I'm attempting Problem 60 on this problem set.
- Let $G$ be a finite group with a normal subgroup $N\cong S_3$. Show that there is a subgroup $H$ of $G$ such that $G = N \times H$.
I'm guessing the author meant to say "$G\cong N\times H$" instead of what he wrote? What do you think?
Edit: I just saw he repeats this notation in other exercises, like
- A group $N$ is said to be complete if the center of $N$ is trivial and every automorphism of $N$ is inner. Show that if $G$ is a group, $N\lhd G$, and $N$ is complete, then $G = N \times C_G(N)$.
So maybe it's a lazy notation for $\cong$? Or does it mean something else?
Best Answer
As others have said in the comments, if $N$ and $H$ are two subgroups of a group $G$, then to say $G=N\times H$ means, by definition, that $N$ and $H$ are both normal, $N\cap H=\{1\}$, and $NH=G$.

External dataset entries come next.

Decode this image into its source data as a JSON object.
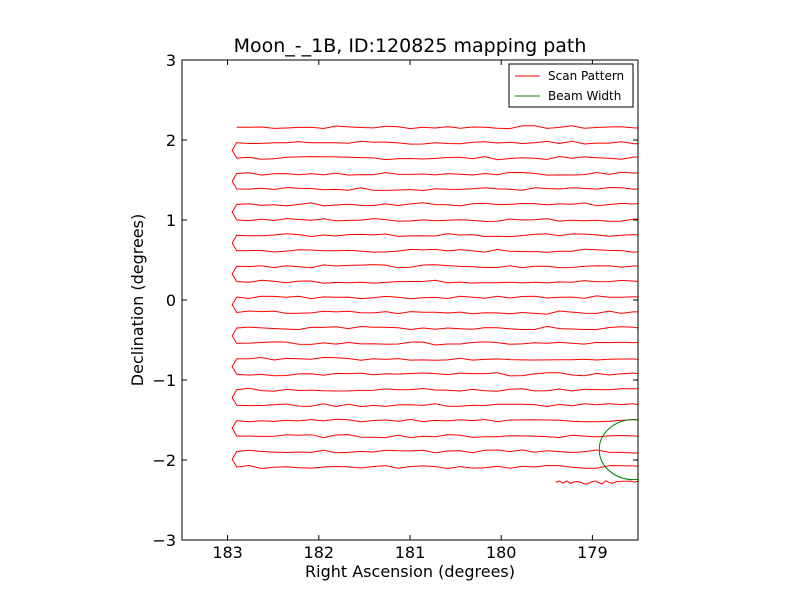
{
  "chart_data": {
    "type": "line",
    "title": "Moon_-_1B, ID:120825 mapping path",
    "xlabel": "Right Ascension (degrees)",
    "ylabel": "Declination (degrees)",
    "xlim": [
      183.5,
      178.5
    ],
    "ylim": [
      -3,
      3
    ],
    "x_inverted": true,
    "xticks": [
      183,
      182,
      181,
      180,
      179
    ],
    "xtick_labels": [
      "183",
      "182",
      "181",
      "180",
      "179"
    ],
    "yticks": [
      -3,
      -2,
      -1,
      0,
      1,
      2,
      3
    ],
    "ytick_labels": [
      "−3",
      "−2",
      "−1",
      "0",
      "1",
      "2",
      "3"
    ],
    "grid": false,
    "legend": "top-right",
    "series": [
      {
        "name": "Scan Pattern",
        "color": "#ff0000",
        "kind": "raster-scan",
        "x_left": 182.9,
        "x_right": 178.0,
        "dec_start": 2.16,
        "dec_end": -2.28,
        "rows": 24,
        "end_ra_last_row": 179.4
      },
      {
        "name": "Beam Width",
        "color": "#008000",
        "kind": "circle",
        "center_ra": 178.55,
        "center_dec": -1.87,
        "diameter_deg": 0.75
      }
    ]
  }
}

The distinction between such an internal direct product and just an abstract isomorphism can be important. Consider the following example. Let $G=\mathbb{Z}/4\mathbb{Z} \times \mathbb{Z}/2\mathbb{Z}$, and let $H=\langle (2,0)\rangle$. This is a subgroup of order $2$, and it is true that $G$ is abstractly isomorphic to a direct product of a group of order $2$ and some other group. But there is no $N\leq G$ such that $G=N\times H$. We say that $H$ has no complement in $G$, which is a property that one is often interested in.